Alphabet and First Internet Volatility Contrast

   Predicted Return Density   
       Returns  

Pair Trading with Alphabet and First Internet

The main advantage of trading using opposite Alphabet and First Internet positions is that it hedges away some unsystematic risk. Because of two separate transactions, even if Alphabet position performs unexpectedly, First Internet can make up some of the losses. Pair trading also minimizes risk from directional movements in the market.
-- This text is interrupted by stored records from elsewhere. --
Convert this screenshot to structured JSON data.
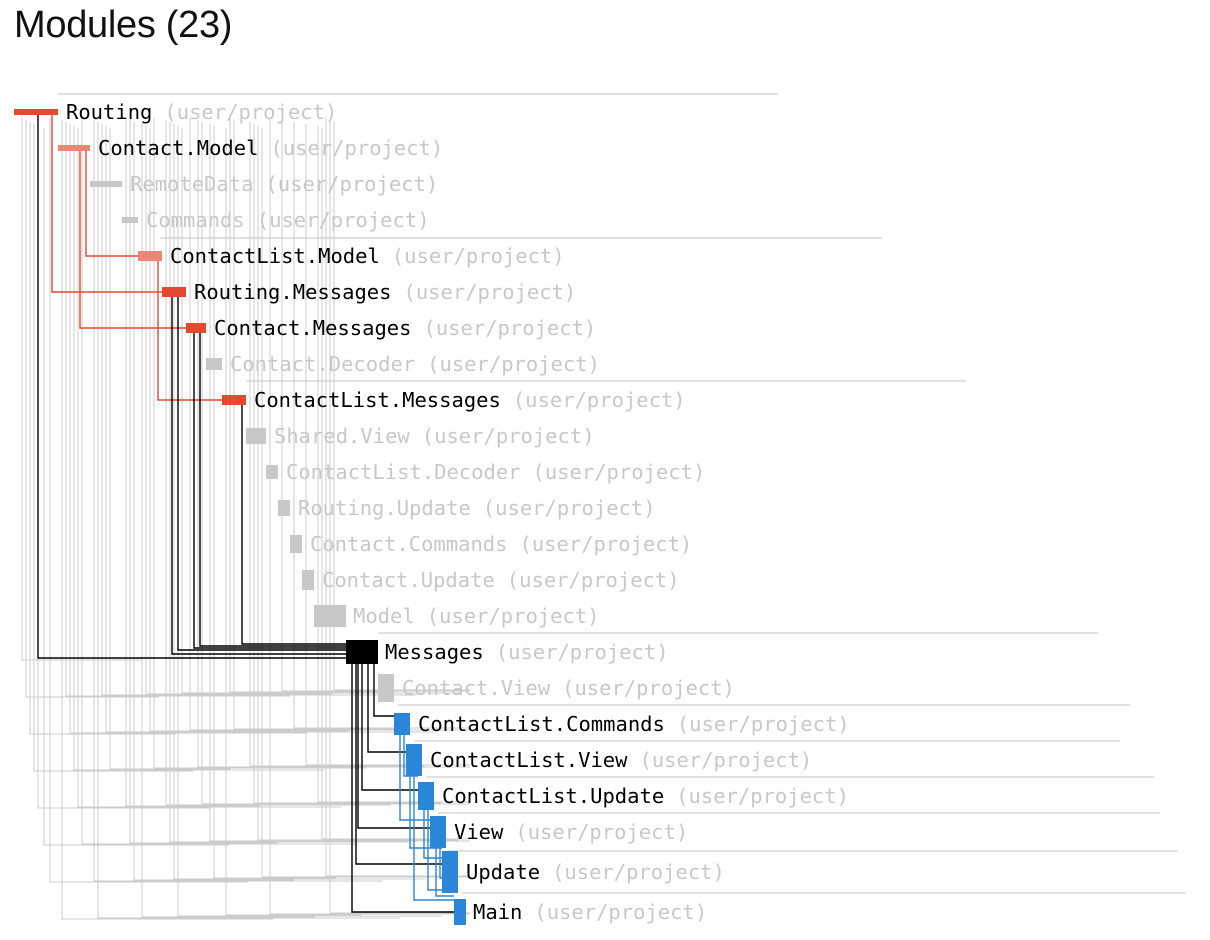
{
  "title": "Modules (23)",
  "colors": {
    "red": "#e2492f",
    "salmon": "#ec8677",
    "gray": "#c8c8c8",
    "black": "#000000",
    "blue": "#2a86d6",
    "faint_text": "#c8c8c8",
    "edge_gray": "#c8c8c8"
  },
  "modules": [
    {
      "name": "Routing",
      "package": "(user/project)",
      "state": "red"
    },
    {
      "name": "Contact.Model",
      "package": "(user/project)",
      "state": "salmon"
    },
    {
      "name": "RemoteData",
      "package": "(user/project)",
      "state": "gray"
    },
    {
      "name": "Commands",
      "package": "(user/project)",
      "state": "gray"
    },
    {
      "name": "ContactList.Model",
      "package": "(user/project)",
      "state": "salmon"
    },
    {
      "name": "Routing.Messages",
      "package": "(user/project)",
      "state": "red"
    },
    {
      "name": "Contact.Messages",
      "package": "(user/project)",
      "state": "red"
    },
    {
      "name": "Contact.Decoder",
      "package": "(user/project)",
      "state": "gray"
    },
    {
      "name": "ContactList.Messages",
      "package": "(user/project)",
      "state": "red"
    },
    {
      "name": "Shared.View",
      "package": "(user/project)",
      "state": "gray"
    },
    {
      "name": "ContactList.Decoder",
      "package": "(user/project)",
      "state": "gray"
    },
    {
      "name": "Routing.Update",
      "package": "(user/project)",
      "state": "gray"
    },
    {
      "name": "Contact.Commands",
      "package": "(user/project)",
      "state": "gray"
    },
    {
      "name": "Contact.Update",
      "package": "(user/project)",
      "state": "gray"
    },
    {
      "name": "Model",
      "package": "(user/project)",
      "state": "gray"
    },
    {
      "name": "Messages",
      "package": "(user/project)",
      "state": "black"
    },
    {
      "name": "Contact.View",
      "package": "(user/project)",
      "state": "gray"
    },
    {
      "name": "ContactList.Commands",
      "package": "(user/project)",
      "state": "blue"
    },
    {
      "name": "ContactList.View",
      "package": "(user/project)",
      "state": "blue"
    },
    {
      "name": "ContactList.Update",
      "package": "(user/project)",
      "state": "blue"
    },
    {
      "name": "View",
      "package": "(user/project)",
      "state": "blue"
    },
    {
      "name": "Update",
      "package": "(user/project)",
      "state": "blue"
    },
    {
      "name": "Main",
      "package": "(user/project)",
      "state": "blue"
    }
  ]
}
For example, if an entire industry or sector drops because of unexpected headlines, the short position in First Internet will offset losses from the drop in First Internet's long position.
The idea behind Alphabet Inc Class C and First Internet Bancorp pairs trading is to make the combined position market-neutral, meaning the overall market's direction will not affect its win or loss (or potential downside or upside). This can be achieved by designing a pairs trade with two highly correlated stocks or equities that operate in a similar space or sector, making it possible to obtain profits through simple and relatively low-risk investment.
Check out your portfolio center.
Note that this page's information should be used as a complementary analysis to find the right mix of equity instruments to add to your existing portfolios or create a brand new portfolio. You can also try the Pattern Recognition module to use different Pattern Recognition models to time the market across multiple global exchanges.